The aisles of arches surrounding the right and left wings of the bird or of Sant'Ivo are themselves not halted by the church. Here, the space between the arches and the walls in the aisles still continues past the church's sides. Each aisle has a single lateral entrance to the church. These hindered side entrances lead to hexagonal rooms (one on each side), and these hexagonal rooms are connected to the rotunda as well as the smaller façade windows. Behind the Altar to the rear of the church lies two more hexagonal rooms with windows aligned on the back. To the rear wings of the altar are the passages leading to the two separate hexagonal rear rooms.

The inside walls and dome of the rotunda were covered by Borromini with sculptures and motifs. On each edgy and round section there are columns of stars leading up to an angel's face with wings. One close observable difference between the round segments and the edgy ones is that the round ones exhibit a motif of a stylised mountain of six parts surmounted by a star (the Chigi coat of arms) which is also represented in sculptural form either side of the facade. while the edgy segments exhibit a bouquet of flowers held together by a single crown.

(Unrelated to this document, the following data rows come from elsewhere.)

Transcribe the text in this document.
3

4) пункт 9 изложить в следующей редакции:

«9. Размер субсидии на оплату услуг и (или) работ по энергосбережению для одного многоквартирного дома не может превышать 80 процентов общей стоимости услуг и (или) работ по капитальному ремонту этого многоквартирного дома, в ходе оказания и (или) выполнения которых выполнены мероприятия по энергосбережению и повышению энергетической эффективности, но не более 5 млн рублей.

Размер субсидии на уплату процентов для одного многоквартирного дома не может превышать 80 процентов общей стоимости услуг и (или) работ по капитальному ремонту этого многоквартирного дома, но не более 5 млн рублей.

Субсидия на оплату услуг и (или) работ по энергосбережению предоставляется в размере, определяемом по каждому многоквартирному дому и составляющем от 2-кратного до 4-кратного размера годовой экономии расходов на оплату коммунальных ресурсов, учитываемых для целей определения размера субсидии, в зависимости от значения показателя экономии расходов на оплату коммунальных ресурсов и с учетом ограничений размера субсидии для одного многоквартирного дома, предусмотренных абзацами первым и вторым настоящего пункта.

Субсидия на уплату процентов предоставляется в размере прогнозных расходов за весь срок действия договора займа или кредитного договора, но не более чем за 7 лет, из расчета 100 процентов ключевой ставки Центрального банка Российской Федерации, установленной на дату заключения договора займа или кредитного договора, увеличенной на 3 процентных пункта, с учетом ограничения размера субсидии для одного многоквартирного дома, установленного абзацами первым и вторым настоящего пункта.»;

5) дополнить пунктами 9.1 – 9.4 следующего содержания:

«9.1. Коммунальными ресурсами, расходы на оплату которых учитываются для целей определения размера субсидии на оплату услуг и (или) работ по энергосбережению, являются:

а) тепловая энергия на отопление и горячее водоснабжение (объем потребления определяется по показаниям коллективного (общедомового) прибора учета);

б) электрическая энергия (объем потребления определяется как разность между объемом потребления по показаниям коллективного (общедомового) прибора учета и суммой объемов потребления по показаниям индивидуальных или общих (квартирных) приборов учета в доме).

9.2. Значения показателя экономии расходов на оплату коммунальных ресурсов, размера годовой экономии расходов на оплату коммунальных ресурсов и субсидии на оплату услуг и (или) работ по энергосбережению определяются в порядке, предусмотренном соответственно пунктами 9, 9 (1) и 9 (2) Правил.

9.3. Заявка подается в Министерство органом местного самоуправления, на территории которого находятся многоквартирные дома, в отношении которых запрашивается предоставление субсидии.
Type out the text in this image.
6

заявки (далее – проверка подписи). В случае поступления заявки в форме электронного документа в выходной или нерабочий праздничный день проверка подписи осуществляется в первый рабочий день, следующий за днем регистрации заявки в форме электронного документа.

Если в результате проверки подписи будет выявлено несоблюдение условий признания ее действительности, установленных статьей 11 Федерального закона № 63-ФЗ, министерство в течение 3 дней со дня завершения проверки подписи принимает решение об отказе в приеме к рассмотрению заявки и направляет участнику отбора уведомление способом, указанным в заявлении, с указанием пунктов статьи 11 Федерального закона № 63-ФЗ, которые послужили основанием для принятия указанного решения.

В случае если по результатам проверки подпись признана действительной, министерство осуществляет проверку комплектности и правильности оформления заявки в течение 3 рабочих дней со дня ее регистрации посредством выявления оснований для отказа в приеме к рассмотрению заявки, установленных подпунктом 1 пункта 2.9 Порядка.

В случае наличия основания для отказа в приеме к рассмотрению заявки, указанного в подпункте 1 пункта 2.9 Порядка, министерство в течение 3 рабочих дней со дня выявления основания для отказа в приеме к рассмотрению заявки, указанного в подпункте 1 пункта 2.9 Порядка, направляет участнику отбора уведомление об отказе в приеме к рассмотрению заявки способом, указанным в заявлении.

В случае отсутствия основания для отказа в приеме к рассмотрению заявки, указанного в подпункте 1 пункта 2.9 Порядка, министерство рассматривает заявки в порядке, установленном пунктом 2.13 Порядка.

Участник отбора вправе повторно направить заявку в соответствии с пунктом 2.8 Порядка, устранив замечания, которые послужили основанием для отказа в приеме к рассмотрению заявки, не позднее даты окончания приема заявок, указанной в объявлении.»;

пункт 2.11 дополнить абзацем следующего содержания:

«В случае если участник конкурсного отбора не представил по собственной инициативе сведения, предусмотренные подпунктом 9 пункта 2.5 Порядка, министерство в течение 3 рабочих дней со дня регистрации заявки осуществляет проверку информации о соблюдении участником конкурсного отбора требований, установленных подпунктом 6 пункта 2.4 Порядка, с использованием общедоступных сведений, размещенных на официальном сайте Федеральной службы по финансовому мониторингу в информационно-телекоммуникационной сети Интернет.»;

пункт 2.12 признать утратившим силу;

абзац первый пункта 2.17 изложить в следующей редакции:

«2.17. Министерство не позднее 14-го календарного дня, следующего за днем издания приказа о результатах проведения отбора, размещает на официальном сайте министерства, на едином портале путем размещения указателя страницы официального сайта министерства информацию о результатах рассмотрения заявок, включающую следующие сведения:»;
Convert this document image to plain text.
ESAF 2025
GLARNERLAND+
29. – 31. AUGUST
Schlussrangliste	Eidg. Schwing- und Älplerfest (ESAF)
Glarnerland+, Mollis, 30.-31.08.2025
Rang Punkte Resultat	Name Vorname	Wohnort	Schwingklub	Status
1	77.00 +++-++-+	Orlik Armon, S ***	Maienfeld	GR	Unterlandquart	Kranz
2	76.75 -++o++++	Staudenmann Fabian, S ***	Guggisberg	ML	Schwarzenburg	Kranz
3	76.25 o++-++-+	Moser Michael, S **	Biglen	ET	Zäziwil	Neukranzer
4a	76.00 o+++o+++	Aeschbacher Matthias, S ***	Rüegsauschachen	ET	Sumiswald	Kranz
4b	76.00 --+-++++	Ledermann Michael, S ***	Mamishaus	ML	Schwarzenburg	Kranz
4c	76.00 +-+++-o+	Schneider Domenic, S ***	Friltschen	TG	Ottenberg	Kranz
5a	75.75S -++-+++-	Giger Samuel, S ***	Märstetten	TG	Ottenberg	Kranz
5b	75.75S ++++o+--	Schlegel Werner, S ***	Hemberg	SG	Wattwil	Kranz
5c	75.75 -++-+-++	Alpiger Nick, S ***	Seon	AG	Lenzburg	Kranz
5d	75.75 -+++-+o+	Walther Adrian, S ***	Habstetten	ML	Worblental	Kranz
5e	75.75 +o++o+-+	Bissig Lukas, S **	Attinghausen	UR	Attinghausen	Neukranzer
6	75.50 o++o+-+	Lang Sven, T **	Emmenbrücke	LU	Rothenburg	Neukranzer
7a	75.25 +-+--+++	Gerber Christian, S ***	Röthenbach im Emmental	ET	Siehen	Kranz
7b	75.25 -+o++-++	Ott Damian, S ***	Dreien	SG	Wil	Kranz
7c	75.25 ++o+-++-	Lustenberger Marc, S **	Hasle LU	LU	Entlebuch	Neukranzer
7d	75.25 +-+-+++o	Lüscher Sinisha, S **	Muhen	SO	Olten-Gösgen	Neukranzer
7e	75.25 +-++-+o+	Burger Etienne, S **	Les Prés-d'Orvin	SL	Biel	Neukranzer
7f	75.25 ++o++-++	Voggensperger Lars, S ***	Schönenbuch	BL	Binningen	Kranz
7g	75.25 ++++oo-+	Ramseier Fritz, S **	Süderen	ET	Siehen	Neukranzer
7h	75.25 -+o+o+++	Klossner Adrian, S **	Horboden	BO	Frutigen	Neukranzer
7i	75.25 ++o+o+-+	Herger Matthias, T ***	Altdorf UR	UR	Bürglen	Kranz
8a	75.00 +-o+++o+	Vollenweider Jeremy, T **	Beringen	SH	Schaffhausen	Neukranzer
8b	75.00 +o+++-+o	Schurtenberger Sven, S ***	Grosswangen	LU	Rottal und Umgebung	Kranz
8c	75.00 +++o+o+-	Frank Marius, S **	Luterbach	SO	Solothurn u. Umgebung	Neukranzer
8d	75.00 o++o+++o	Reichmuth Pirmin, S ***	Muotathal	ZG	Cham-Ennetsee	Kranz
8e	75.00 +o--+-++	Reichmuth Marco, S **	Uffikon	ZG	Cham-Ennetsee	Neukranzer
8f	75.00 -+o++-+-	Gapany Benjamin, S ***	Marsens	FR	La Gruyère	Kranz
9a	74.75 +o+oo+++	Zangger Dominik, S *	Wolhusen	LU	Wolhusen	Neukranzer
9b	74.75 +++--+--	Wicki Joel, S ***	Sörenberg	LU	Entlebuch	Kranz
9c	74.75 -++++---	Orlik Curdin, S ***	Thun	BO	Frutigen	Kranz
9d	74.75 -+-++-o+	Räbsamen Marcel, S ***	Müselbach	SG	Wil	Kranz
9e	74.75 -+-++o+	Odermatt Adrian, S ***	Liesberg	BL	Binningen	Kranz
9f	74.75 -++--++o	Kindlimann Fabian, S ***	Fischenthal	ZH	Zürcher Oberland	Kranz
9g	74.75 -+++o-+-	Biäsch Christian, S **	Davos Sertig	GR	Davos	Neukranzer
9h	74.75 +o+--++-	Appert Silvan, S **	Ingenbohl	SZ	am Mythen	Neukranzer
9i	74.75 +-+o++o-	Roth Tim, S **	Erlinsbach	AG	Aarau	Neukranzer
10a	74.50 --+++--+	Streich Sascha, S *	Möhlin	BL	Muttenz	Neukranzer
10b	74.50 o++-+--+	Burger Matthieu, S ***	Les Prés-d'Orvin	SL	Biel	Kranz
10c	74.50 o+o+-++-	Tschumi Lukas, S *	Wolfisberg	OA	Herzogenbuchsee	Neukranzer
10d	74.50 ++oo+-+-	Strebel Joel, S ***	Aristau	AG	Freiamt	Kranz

The main altar was designed by Giovanni Battista Contini in 1684, and is surmounted by a large canvas, Ss. Ivo, Leone, Pantaleone, Luca, e Caterina d'Allessandria in gloria di angeli, started by Pietro da Cortona (1661), and completed by Giovanni Ventura Borghesi after Cortona's death.

==Influence==
The corkscrew lantern of the church is the direct inspiration for the also spiralling spire of Vor Frelsers Kirke in Copenhagen, Denmark.